Figure 1.3: A typical GA/ANN hybrid classification model and the proposed GANN feature extraction model. The diagram (a) shows a typical GA/ANN hybrid system used in microarray classification. In this hybrid system, the ANN is used as a classifier to discriminate between cancer classes. The diagram (b) presents the proposed hybrid system focusing on the extraction of informative genes from microarray data. In our system, the ANN is act as a fitness score generator to compute fitness score for GA.
Fitness function is the most crucial aspect in GA as it determines the effectiveness performance of GA. Most research concentrates on optimising other aspects of GA and only a few studies on improving GA fitness function, e.g. the use of a penalty function to identify invalid chromosomes and approximating fitness evaluation within a given amount of computation time (Beasley et al., 1993).

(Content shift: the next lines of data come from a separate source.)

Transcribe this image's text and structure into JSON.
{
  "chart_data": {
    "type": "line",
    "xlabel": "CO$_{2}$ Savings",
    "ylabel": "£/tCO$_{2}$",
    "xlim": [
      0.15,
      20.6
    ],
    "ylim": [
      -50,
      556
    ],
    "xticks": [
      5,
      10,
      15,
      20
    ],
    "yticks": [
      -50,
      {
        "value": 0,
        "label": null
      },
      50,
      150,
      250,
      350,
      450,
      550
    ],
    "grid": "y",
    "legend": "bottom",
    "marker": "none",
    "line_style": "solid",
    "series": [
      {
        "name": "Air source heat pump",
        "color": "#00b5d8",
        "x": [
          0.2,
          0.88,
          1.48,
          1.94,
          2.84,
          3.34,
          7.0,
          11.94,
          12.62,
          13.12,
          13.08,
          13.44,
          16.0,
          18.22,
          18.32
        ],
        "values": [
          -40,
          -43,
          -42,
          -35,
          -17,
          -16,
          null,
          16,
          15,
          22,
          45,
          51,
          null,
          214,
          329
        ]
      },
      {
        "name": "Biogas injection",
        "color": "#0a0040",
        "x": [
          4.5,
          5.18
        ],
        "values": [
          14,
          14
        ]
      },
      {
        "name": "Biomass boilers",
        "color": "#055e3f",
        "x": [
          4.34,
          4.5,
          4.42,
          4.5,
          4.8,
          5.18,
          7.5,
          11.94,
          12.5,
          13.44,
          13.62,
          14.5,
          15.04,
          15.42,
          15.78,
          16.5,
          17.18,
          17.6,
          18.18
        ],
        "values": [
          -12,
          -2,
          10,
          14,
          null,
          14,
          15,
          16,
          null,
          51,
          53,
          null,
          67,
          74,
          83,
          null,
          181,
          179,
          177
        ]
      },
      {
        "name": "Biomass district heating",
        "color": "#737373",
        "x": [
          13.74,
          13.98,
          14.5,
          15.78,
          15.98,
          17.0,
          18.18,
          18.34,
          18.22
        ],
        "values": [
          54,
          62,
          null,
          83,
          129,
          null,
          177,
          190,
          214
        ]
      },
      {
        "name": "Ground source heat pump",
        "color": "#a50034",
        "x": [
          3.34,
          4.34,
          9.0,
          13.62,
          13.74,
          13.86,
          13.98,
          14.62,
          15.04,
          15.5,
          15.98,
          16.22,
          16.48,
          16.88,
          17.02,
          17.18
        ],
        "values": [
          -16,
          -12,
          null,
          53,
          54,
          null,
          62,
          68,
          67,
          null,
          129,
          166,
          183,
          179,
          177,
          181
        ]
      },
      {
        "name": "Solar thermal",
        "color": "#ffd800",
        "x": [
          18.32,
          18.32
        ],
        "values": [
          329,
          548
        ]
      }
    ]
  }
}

However, these approaches require an additional task level in a GA algorithm, for instance, a set of rules for determining the invalidity of chromosomes, i.e. how poor the chromosome is, and a set of mathematical formulas to compute penalty values when GA selecting invalid chromosomes, and consequently, the optimisability performance of GA
relies heavily on how ‘good’ this additional function is in finding the ‘optimal’ fitness function. Some studies proposed the use of effective classifiers on fitness computation, for instance, Li et al. (2001b) used the classification result returned by k-nearest neighbour (KNN) as the fitness function of GA on acute leukaemia classification, Cho et al. (2003a) computed fitness function based on neural network prediction results on SRBCTs tumours, Lin et al. (2006) and Bevilacqua et al. (2006b) employed error rate returned by neural network classification as GA fitness function on multiclass microarray data and breast cancer metastasis recurrence, respectively. In our approach, instead of letting the user determine the level of invalid chromosomes, we use simple feedforward ANN to compute fitness values for GA chromosomes. A novel feature of our approach is based on the explicit design of the algorithm which explores the potentialities of the GA and ANN methods of extracting informative features with minimal structural requirements on GAs and ANNs, as followed the Ockham’s Razor principle.

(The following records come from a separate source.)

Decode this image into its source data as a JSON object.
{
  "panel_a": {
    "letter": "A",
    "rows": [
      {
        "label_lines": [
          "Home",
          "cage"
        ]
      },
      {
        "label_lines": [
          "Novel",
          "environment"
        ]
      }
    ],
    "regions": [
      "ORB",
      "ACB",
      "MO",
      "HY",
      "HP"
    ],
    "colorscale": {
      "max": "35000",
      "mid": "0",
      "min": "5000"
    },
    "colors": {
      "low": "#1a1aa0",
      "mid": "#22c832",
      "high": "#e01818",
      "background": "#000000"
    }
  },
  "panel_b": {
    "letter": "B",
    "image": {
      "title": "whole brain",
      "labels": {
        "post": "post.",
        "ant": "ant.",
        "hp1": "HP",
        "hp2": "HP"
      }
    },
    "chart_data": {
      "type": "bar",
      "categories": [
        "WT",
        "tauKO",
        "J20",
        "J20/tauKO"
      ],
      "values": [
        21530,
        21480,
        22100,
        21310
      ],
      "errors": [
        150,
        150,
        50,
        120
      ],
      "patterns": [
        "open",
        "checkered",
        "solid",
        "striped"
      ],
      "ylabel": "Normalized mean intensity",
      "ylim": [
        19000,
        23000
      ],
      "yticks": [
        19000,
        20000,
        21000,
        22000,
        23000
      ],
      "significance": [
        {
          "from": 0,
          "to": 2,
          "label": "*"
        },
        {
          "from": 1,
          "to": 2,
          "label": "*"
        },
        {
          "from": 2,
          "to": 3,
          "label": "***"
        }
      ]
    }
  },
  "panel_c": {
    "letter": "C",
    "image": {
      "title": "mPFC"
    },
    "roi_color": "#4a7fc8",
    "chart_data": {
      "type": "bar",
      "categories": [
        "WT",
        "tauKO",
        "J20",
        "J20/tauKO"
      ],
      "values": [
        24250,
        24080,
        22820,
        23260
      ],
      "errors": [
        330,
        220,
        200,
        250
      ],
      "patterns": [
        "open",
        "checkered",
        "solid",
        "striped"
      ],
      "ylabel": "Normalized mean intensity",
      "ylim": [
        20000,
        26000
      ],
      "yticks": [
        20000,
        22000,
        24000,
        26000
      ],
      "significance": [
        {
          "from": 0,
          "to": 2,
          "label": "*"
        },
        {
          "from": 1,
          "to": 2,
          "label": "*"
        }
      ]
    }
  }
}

Figure 1.3b shows our hybrid approach. To formulate an effective feature extraction method and to circum- vent the over-fitting problem, a GA is used to initialise a population of chromosomes in which its fitness value is computed using a 3-layered feedforward ANN with centroid vector principle and Euclidean distance. Once all chromosomes are assigned with fitness values, a set of genetic mechanism is used to assess the fitness of the chromosome and the least fit chromosome is replaced by a new chromosome. Through evolution over many generations, ANN connection weights and GA fitness function are optimised, the least fit chromosomes are gradually replaced by new chromosomes produced in each generation and the optimal set of genes are obtained.